Figure 6e shows that the accident frequency of the road section at the beginning gradually decreases as a function of straight-line length, and there is a quadratic polynomial relationship between the straight-line length and the accident frequency. When the straight-line length exceeds 1.15 km, the length of the straight-line section is positively correlated with the accident risk. That is, when the straight-line length within the section is too short or too long, are not conducive to highway traffic safety.
Figure 6f shows that the frequency of accidents within the road section decreases as a function of the increase in slope length. However, when the slope length exceeds 2.8 km, the accident risk in the road section increases slightly as a function of the slope length. Analyzing the reason is that the car would brake frequently and easily in the long downhill section, thus leading to overheating of the brake system and a decrease in braking performance, which is not conducive to driving safety.
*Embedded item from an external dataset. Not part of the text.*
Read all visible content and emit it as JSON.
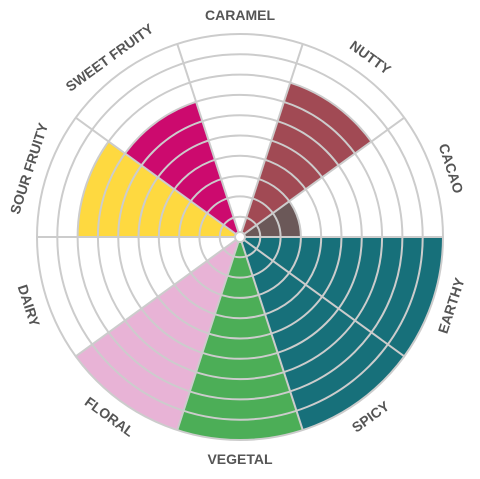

For the long uphill section, the travel speed of large vehicles is reduced considerably, thus leading to increases in the speed differences between large vehicles and small vehicles; in turn, this leads to an increase in the frequency of overtaking, thus increasing the risk of traffic accidents.
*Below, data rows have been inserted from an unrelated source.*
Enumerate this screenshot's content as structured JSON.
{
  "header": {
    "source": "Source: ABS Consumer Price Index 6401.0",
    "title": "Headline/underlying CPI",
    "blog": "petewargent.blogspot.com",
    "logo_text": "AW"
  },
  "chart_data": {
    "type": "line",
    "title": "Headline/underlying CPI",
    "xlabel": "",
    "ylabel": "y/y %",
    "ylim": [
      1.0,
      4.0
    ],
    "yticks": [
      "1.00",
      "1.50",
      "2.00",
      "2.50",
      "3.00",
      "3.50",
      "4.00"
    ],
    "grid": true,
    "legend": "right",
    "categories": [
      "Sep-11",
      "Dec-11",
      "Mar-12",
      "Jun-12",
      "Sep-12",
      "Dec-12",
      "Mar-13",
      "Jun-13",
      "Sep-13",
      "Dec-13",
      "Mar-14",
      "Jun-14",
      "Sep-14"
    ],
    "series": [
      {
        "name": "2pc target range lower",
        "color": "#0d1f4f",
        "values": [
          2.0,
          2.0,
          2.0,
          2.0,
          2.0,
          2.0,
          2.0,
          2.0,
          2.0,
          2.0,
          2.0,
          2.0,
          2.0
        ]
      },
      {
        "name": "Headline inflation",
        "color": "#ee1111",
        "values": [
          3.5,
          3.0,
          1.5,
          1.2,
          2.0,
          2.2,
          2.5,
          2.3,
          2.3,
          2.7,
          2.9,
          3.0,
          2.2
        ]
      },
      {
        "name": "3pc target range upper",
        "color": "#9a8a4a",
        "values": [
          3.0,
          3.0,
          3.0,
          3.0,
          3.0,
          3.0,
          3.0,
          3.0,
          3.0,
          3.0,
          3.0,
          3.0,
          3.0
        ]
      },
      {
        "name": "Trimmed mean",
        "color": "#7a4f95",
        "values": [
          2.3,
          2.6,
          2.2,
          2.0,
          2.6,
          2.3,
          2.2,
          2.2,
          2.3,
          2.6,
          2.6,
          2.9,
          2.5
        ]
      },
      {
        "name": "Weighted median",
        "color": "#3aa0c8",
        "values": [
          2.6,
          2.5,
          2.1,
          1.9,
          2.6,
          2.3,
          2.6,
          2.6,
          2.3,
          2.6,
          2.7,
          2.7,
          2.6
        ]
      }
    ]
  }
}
Figure 6g shows the SHAP dependence of the longitudinal slope gradient and accident frequency, from which it can be observed that the longitudinal slope gradient is correlated with the accident frequency based on a quadratic polynomial function. The accident risk of the road unit gradually increases as a function of the increase of the absolute value of the longitudinal slope, and the rate of increase of accident risk on the uphill slope is slightly larger than that on the downhill slope. This study found that the accident risk of road section units gradually increases with the increase of the absolute value of longitudinal slope, and the rate of accident risk increase on uphill is slightly larger than that on downhill. This conclusion differs from the studies [
37] in which the number of accidents on downhill sections is relatively higher than the number of accidents on uphill sections for the same absolute value of slope.